With cheap credit and new money flooding into the economy, inflation over the past four months has jumped to alarming levels. Food prices are now soaring, rising 10.3% in January alone. So too non-food inflation, which rose last month to its fastest pace in more than a decade. Property prices, already deep into bubble territory, continue to skyrocket despite a concerted government effort to tackle them. This is partly because government-set bank deposit rates remain significantly under the inflation rate, meaning the average Chinese citizen loses money every day he keeps his money on the sidelines. All of these factors are contributing to a massively overheating economy.
But the heart of the problem remains China’s inability to control its bank lending.
Unlike monetary policy in the West, which relies principally on managed interest rates, China has traditionally relied on a more simplistic, two-pronged approach: Wielding the spigot and the mop. In theory, the central bank sets loan quotas to dictate the amount of loans (liquidity) it wishes to dump into the system, then soaks up any excess liquidity by ordering banks to park a certain percentage of their reserves with the central bank. (That rate—known as the reserve requirement ratio (RRR)—is currently 19.5% for China’s largest banks.)
While China has finally begun to reintroduce interest rate hikes as a policy tool—raising rates three times since October 2010, after not having done it previously since 2007—the loan quota coupled with the liquidity drain (the RRR hikes) have remained its tools of choice. Partly this is because interest rate hikes would stifle the flow of cheap credit to Chinese businesses. But it is also because the RRR hikes are a policy tool controlled by the central bank, unlike interest rate hikes which require further authorization (and thus overt political backing) by the State Council.
A combination of factors, however, has worked to undermine the efficacy of the loan quota system. First, Chinese banks typically hit their loan targets far before year end, leaving regulators the impossible (and perhaps dangerous) job of enforcing an almost total clampdown of credit at the end of the year. In 2010, for instance, Chinese banks hit their quota mark in November but still managed to loan a substantial 480 billion yuan in December.
Second, Chinese banks have learned to simply offload trillions in loans from their balance sheets by repackaging loans into investment products for sale to investors. These off-balance sheet vehicles have fostered a “shadow banking system,” which now rivals the formal credit issuance of China’s banks. As a result, the actual loan quota number—overshot by almost 100% in 2010 when shadow lending is included—has become essentially meaningless.

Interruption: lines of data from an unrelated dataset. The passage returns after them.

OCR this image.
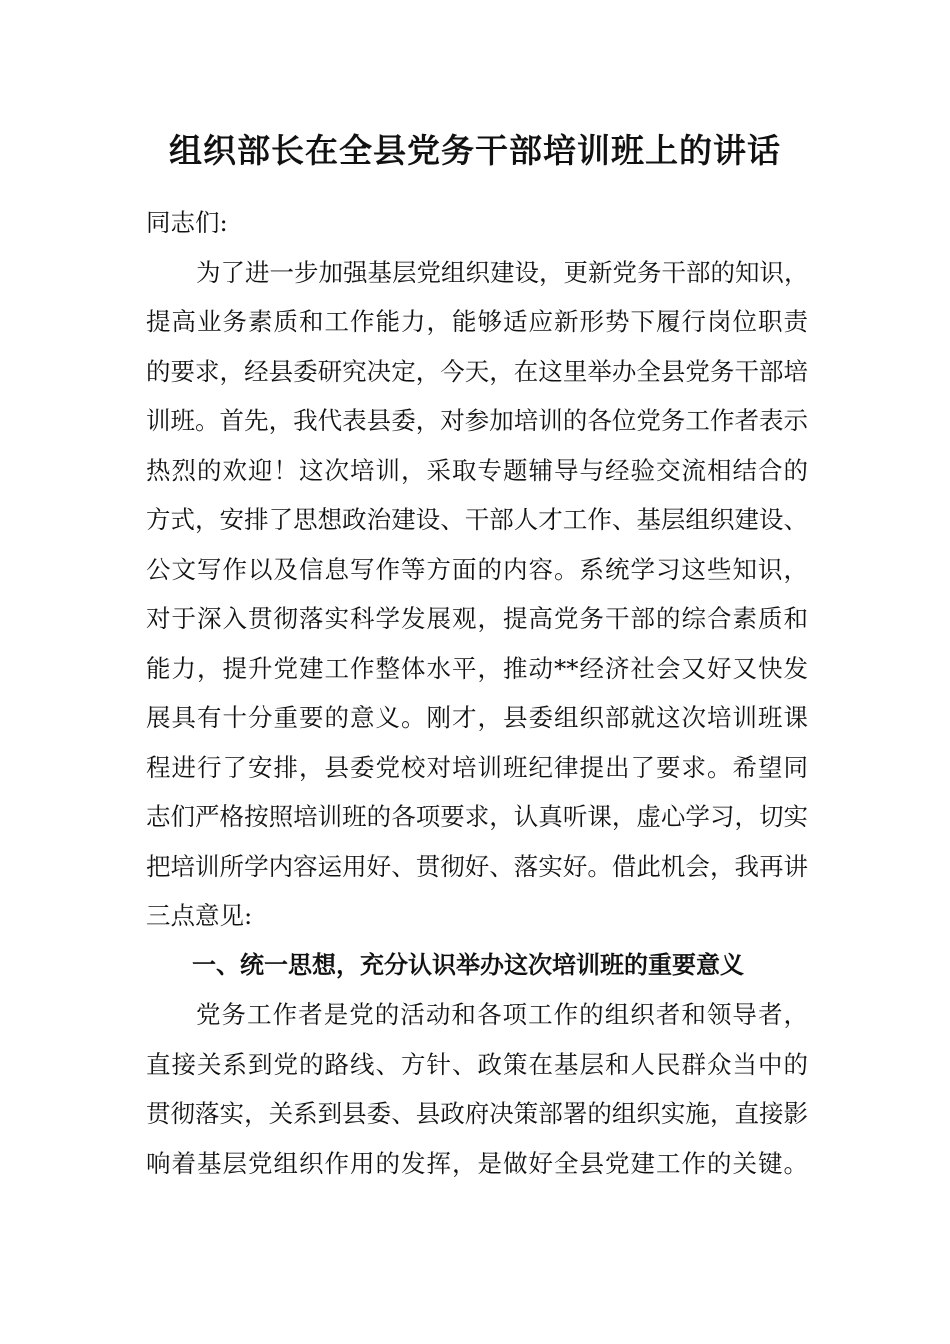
组织部长在全县党务干部培训班上的讲话
同志们:
为了进一步加强基层党组织建设，更新党务干部的知识，
提高业务素质和工作能力，能够适应新形势下履行岗位职责
的要求，经县委研究决定，今天，在这里举办全县党务干部培
训班。首先，我代表县委，对参加培训的各位党务工作者表示
热烈的欢迎！这次培训，采取专题辅导与经验交流相结合的
方式，安排了思想政治建设、干部人才工作、基层组织建设、
公文写作以及信息写作等方面的内容。系统学习这些知识，
对于深入贯彻落实科学发展观，提高党务干部的综合素质和
能力，提升党建工作整体水平，推动**经济社会又好又快发
展具有十分重要的意义。刚才，县委组织部就这次培训班课
程进行了安排，县委党校对培训班纪律提出了要求。希望同
志们严格按照培训班的各项要求，认真听课，虚心学习，切实
把培训所学内容运用好、贯彻好、落实好。借此机会，我再讲
三点意见:
一、统一思想，充分认识举办这次培训班的重要意义
党务工作者是党的活动和各项工作的组织者和领导者，
直接关系到党的路线、方针、政策在基层和人民群众当中的
贯彻落实，关系到县委、县政府决策部署的组织实施，直接影
响着基层党组织作用的发挥，是做好全县党建工作的关键。
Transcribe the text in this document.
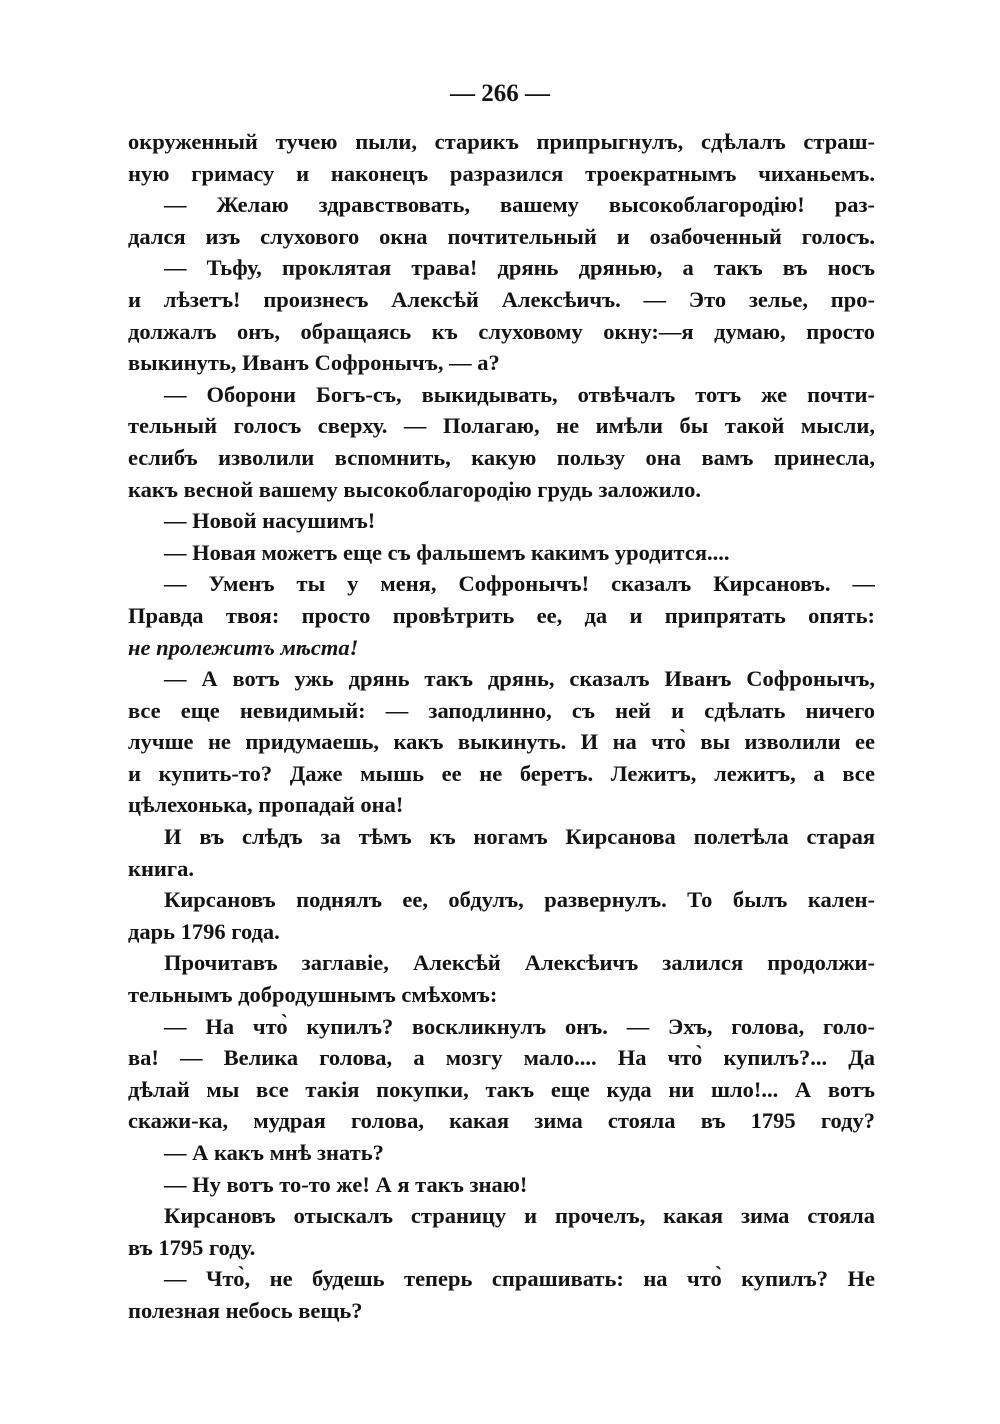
— 266 —
окруженный тучею пыли, старикъ припрыгнулъ, сдѣлалъ страш-
ную гримасу и наконецъ разразился троекратнымъ чиханьемъ.
— Желаю здравствовать, вашему высокоблагородію! раз-
дался изъ слухового окна почтительный и озабоченный голосъ.
— Тьфу, проклятая трава! дрянь дрянью, а такъ въ носъ
и лѣзетъ! произнесъ Алексѣй Алексѣичъ. — Это зелье, про-
должалъ онъ, обращаясь къ слуховому окну:—я думаю, просто
выкинуть, Иванъ Софронычъ, — а?
— Оборони Богъ-съ, выкидывать, отвѣчалъ тотъ же почти-
тельный голосъ сверху. — Полагаю, не имѣли бы такой мысли,
еслибъ изволили вспомнить, какую пользу она вамъ принесла,
какъ весной вашему высокоблагородію грудь заложило.
— Новой насушимъ!
— Новая можетъ еще съ фальшемъ какимъ уродится....
— Уменъ ты у меня, Софронычъ! сказалъ Кирсановъ. —
Правда твоя: просто провѣтрить ее, да и припрятать опять:
не пролежитъ мѣста!
— А вотъ ужь дрянь такъ дрянь, сказалъ Иванъ Софронычъ,
все еще невидимый: — заподлинно, съ ней и сдѣлать ничего
лучше не придумаешь, какъ выкинуть. И на что̀ вы изволили ее
и купить-то? Даже мышь ее не беретъ. Лежитъ, лежитъ, а все
цѣлехонька, пропадай она!
И въ слѣдъ за тѣмъ къ ногамъ Кирсанова полетѣла старая
книга.
Кирсановъ поднялъ ее, обдулъ, развернулъ. То былъ кален-
дарь 1796 года.
Прочитавъ заглавіе, Алексѣй Алексѣичъ залился продолжи-
тельнымъ добродушнымъ смѣхомъ:
— На что̀ купилъ? воскликнулъ онъ. — Эхъ, голова, голо-
ва! — Велика голова, а мозгу мало.... На что̀ купилъ?... Да
дѣлай мы все такія покупки, такъ еще куда ни шло!... А вотъ
скажи-ка, мудрая голова, какая зима стояла въ 1795 году?
— А какъ мнѣ знать?
— Ну вотъ то-то же! А я такъ знаю!
Кирсановъ отыскалъ страницу и прочелъ, какая зима стояла
въ 1795 году.
— Что̀, не будешь теперь спрашивать: на что̀ купилъ? Не
полезная небось вещь?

Next month, China will unveil its 12th Five Year Plan (2011-2016), and reducing out of control lending is likely to be deemed a key policy priority. But this does not mean Chinese bank regulators have come to a consensus on how to do it. Depending on which Chinese media source you follow, and on which day, the central bank has set a loan target for the year (or it hasn’t); has successfully imposed new customized reserve requirements for Chinese banks (or the State Council has vetoed the plan as “unwieldy”); or has turned over control over loan adherence to the central bank (or not). The only thing that seems clear is that even with a steady salvo of RRR and interest rate hikes in 2011, regulators will have a hard time simply keeping pace with rising inflation.
For decades, Beijing has been able to successfully manipulate its bank lending, and this micro-management probably allowed it to escape the crush of the recent global recession. But China’s economy is too complex to continue such puppeteering indefinitely. Unless China moves more quickly to liberalize interest rates and free its banks to react to market realities, it is only postponing what will inevitably be an even greater reckoning down the road.